I have contributed to several developments in methodology for estimating and modelling relative survival. Our 2004 paper on modelling relative survival has been cited over 400 times and the model proposed therein is one of the most commonly applied models for relative survival. In recent years I have collaborated closely with Prof. Paul Lambert from the University of Leicester; we have developed and applied cure models for relative survival and methods for estimating the probability of death due to cancer in the presence of competing risks. We have investigated the assumptions underlying relative survival and evaluated approaches to predicting cancer patient survival. We have also developed methods for partitioning excess mortality that have been applied to estimating treatment-related mortality among patients with Hodgkin lymphoma. We have developed freely-available user-friendly software (primarily Stata but also SAS) to implement our methods and hold courses each year (http://cansurv.net/) to train cancer researchers working in the area. I collaborate closely with clinicians; all of my methods are developed to address relevant clinical questions. We typically publish details of the new methods in statistical methods journals and applications of the methods in clinical journals.

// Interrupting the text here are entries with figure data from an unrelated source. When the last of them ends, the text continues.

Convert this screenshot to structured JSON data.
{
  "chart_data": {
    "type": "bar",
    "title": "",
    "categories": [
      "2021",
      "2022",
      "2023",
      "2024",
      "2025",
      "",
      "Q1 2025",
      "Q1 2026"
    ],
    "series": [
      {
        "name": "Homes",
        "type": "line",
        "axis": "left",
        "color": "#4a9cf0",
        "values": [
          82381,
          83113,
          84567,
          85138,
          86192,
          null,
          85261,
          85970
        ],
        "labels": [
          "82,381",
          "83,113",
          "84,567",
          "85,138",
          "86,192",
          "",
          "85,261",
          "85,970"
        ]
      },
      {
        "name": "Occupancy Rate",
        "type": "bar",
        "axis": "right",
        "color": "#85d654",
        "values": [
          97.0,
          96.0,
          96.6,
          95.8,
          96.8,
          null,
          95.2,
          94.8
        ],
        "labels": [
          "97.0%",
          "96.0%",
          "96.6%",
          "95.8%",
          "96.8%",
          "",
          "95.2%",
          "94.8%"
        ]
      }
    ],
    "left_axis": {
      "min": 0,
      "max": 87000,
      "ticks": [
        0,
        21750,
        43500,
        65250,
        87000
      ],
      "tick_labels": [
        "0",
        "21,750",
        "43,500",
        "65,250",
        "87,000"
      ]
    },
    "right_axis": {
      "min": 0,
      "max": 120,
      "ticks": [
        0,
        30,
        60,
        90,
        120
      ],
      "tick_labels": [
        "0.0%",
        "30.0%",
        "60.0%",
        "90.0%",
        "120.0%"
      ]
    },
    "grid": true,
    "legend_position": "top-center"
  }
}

Research in cancer epidemiology (other than patient survival)
My primary training is in statistics and my primary research interests are in the development and application of statistical methods for cancer patient survival. However, I also have a strong interest in cancer epidemiology in general and consider myself as much a cancer epidemiologist as a biostatistician.
Research in perinatal and reproductive epidemiology
I am an active and enthusiastic teacher. I particularly enjoy teaching courses in the analysis of cancer patient survival to cancer researchers since I learn so much from discussions with the participants. Details of my teaching can be found on my personal web page.
From 2005-2007 I was director of postgraduate studies and member of the working group of the postgraduate program in epidemiology and continue to teach postgraduate courses at KI.
Together with Paul Lambert, I teach a 1-week course on statistical methods for population-based cancer survival analysis each June in Veneto, Italy.
From 2006-2010 I was responsible for coordinating all undergraduate education at MEB (grundutbildningsansvarig) and heavily involved in teaching in the KI medical program, where I was chair of chair the group that had an overall responsibility for coordinating scientific development within the program including specific responsibility for 5 weeks coursework integrated throughout the program and a 20 week project.
- 1990, BMath, University of Newcastle, Australia.
- 1992, BMath (honours class 1), Statistics, University of Newcastle, Australia.
- 1997, PhD, Department of Statistics, University of Newcastle, Australia.
- 1998, Postdoc (Cancer Epidemiology), Karolinska Institutet.
- 2002, Docent (Biostatistics), Karolinska Institutet.